Arroyo chub. Captured from San Antonio Creek (Vandenberg Air Force Base) in 2008. Photo by Carl Page, ARS Consulting.

  • Small chunky fish, up to 120 mm SL
  • Deep body and caudal peduncle
  • Large eyes, short round snout, small sub-terminal mouth
  • Coloration: body is silver or gray to olive green on top, white underside, and dull gray lateral band
  • Males have larger fins than females
  • Breeding males develop patch of tubercles on upper surface of pectoral fins
  • Fin rays: dorsal 8, anal 7
  • Lateral line scales: 48-62
  • Gill rakers: 5-9
  • Pharyngeal teeth: typically 2,5-4,2
 Life History Arroyo Chub are native to the streams and rivers of the Los Angeles plain in southern California, including the Los Angeles, San Gabriel, San Luis Rey, Santa Ana, and Santa Margarita Rivers, and Malibu and San Juan Creeks. They have been extirpated from much of their native range, but have been introduced to streams along the coast as far north as Chorro Creek in San Luis Obispo County. They have also been introduced to the Mojave River system where they have eliminated the Mojave Tui Chub.
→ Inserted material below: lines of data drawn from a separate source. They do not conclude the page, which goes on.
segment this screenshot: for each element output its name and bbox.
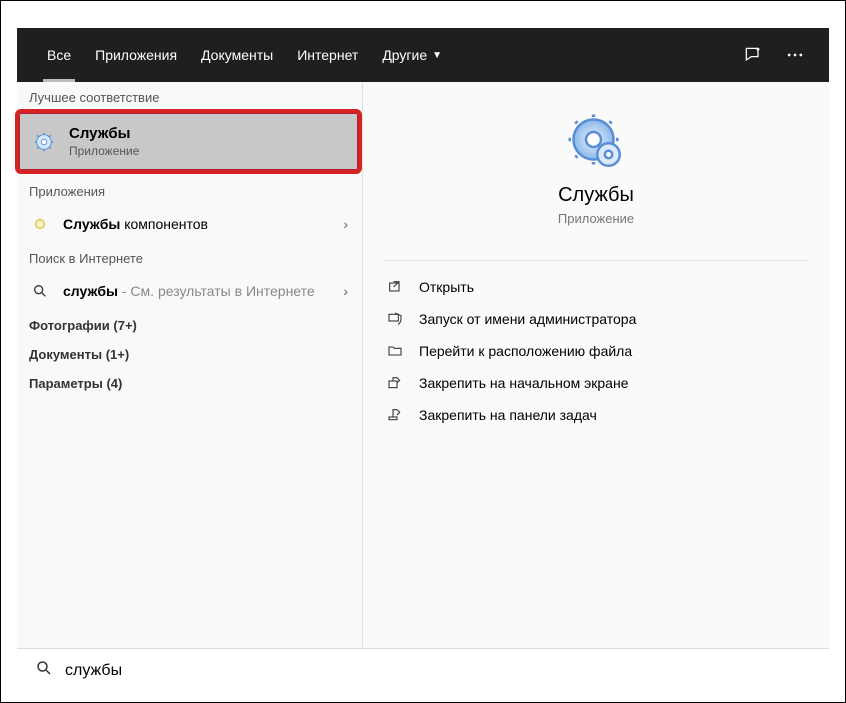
documents-group[interactable]: Документы (1+) bbox=[17, 339, 362, 368]
action-label: Запуск от имени администратора bbox=[419, 311, 636, 327]
folder-icon bbox=[387, 342, 405, 360]
tab-more[interactable]: Другие▼ bbox=[370, 28, 454, 82]
action-run-admin[interactable]: Запуск от имени администратора bbox=[363, 303, 829, 335]
chevron-down-icon: ▼ bbox=[432, 50, 442, 61]
action-open[interactable]: Открыть bbox=[363, 271, 829, 303]
apps-section-label: Приложения bbox=[17, 176, 362, 205]
feedback-icon[interactable] bbox=[743, 45, 763, 65]
best-match-item[interactable]: Службы Приложение bbox=[15, 109, 362, 174]
preview-pane: Службы Приложение Открыть Запуск от имен… bbox=[362, 82, 829, 648]
divider bbox=[383, 260, 809, 261]
services-icon bbox=[33, 131, 55, 153]
admin-icon bbox=[387, 310, 405, 328]
result-web-search[interactable]: службы - См. результаты в Интернете › bbox=[17, 272, 362, 310]
action-open-file-location[interactable]: Перейти к расположению файла bbox=[363, 335, 829, 367]
chevron-right-icon: › bbox=[343, 283, 348, 299]
action-label: Закрепить на начальном экране bbox=[419, 375, 629, 391]
preview-title: Службы bbox=[558, 184, 634, 207]
best-match-subtitle: Приложение bbox=[69, 144, 139, 158]
services-app-icon bbox=[566, 112, 626, 172]
more-icon[interactable] bbox=[785, 45, 805, 65]
result-label: Службы компонентов bbox=[63, 216, 343, 232]
photos-group[interactable]: Фотографии (7+) bbox=[17, 310, 362, 339]
result-label: службы - См. результаты в Интернете bbox=[63, 283, 343, 299]
best-match-title: Службы bbox=[69, 125, 139, 142]
pin-start-icon bbox=[387, 374, 405, 392]
search-icon bbox=[31, 282, 49, 300]
action-pin-taskbar[interactable]: Закрепить на панели задач bbox=[363, 399, 829, 431]
search-input[interactable] bbox=[65, 662, 811, 680]
search-bar[interactable] bbox=[17, 648, 829, 692]
best-match-label: Лучшее соответствие bbox=[17, 82, 362, 111]
action-pin-start[interactable]: Закрепить на начальном экране bbox=[363, 367, 829, 399]
tab-all[interactable]: Все bbox=[35, 28, 83, 82]
settings-group[interactable]: Параметры (4) bbox=[17, 368, 362, 397]
action-label: Перейти к расположению файла bbox=[419, 343, 632, 359]
tab-apps[interactable]: Приложения bbox=[83, 28, 189, 82]
preview-subtitle: Приложение bbox=[558, 211, 634, 226]
open-icon bbox=[387, 278, 405, 296]
result-component-services[interactable]: Службы компонентов › bbox=[17, 205, 362, 243]
results-pane: Лучшее соответствие Службы Приложение Пр… bbox=[17, 82, 362, 648]
pin-taskbar-icon bbox=[387, 406, 405, 424]
action-label: Закрепить на панели задач bbox=[419, 407, 597, 423]
search-icon bbox=[35, 659, 53, 682]
action-label: Открыть bbox=[419, 279, 474, 295]
search-tabs: Все Приложения Документы Интернет Другие… bbox=[17, 28, 829, 82]
component-services-icon bbox=[31, 215, 49, 233]
tab-documents[interactable]: Документы bbox=[189, 28, 285, 82]
web-section-label: Поиск в Интернете bbox=[17, 243, 362, 272]
tab-internet[interactable]: Интернет bbox=[285, 28, 370, 82]
chevron-right-icon: › bbox=[343, 216, 348, 232]
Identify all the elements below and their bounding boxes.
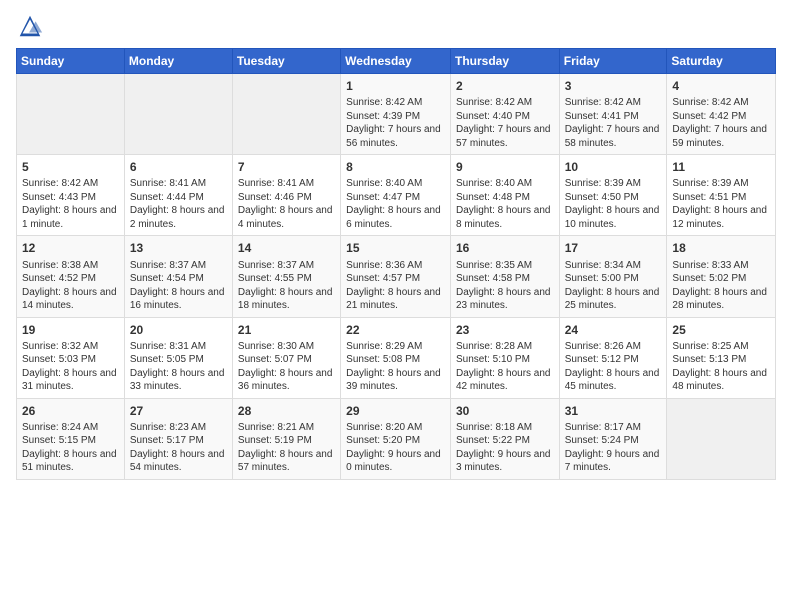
logo-icon (16, 12, 44, 40)
day-number: 15 (346, 240, 445, 256)
calendar-cell (124, 74, 232, 155)
calendar-cell: 10Sunrise: 8:39 AMSunset: 4:50 PMDayligh… (559, 155, 667, 236)
day-number: 2 (456, 78, 554, 94)
day-number: 3 (565, 78, 662, 94)
calendar-cell (232, 74, 340, 155)
day-number: 22 (346, 322, 445, 338)
day-number: 9 (456, 159, 554, 175)
calendar-cell: 11Sunrise: 8:39 AMSunset: 4:51 PMDayligh… (667, 155, 776, 236)
calendar-week-3: 12Sunrise: 8:38 AMSunset: 4:52 PMDayligh… (17, 236, 776, 317)
calendar-header: SundayMondayTuesdayWednesdayThursdayFrid… (17, 49, 776, 74)
calendar-cell: 1Sunrise: 8:42 AMSunset: 4:39 PMDaylight… (341, 74, 451, 155)
day-number: 28 (238, 403, 335, 419)
day-number: 27 (130, 403, 227, 419)
calendar-cell: 14Sunrise: 8:37 AMSunset: 4:55 PMDayligh… (232, 236, 340, 317)
calendar-cell (17, 74, 125, 155)
day-number: 13 (130, 240, 227, 256)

Arroyo Chub are adapted to survive in cool to warm (10 – 24oC) streams that fluctuate between large winter storm flows, and low summer flows, and the low dissolved oxygen and wide temperature fluctuations associated with this flow regime. They are most common in slow flowing or backwater areas with sand or mud substrate, but may also inhabit areas with velocities in excess of 80 cm/s over coarse substrate. They feed on plants such as algae and water fern (Azolla), and on invertebrates such as insects and mollusks. Arroyo Chub reach a size of 80 - 90 mm by their fourth year and rarely live longer than this. Females can reproduce at age 1. Spawning takes place in pools and edge habitat from February to August with a peak in June and July. Several males may fertilize the eggs of one female. Fertilized eggs stick to plants or bottom substrate and hatch in about 4 days. Fry stay on the substrate for a few days, then rise to the surface and stay among plants or other cover for 3 – 4 months.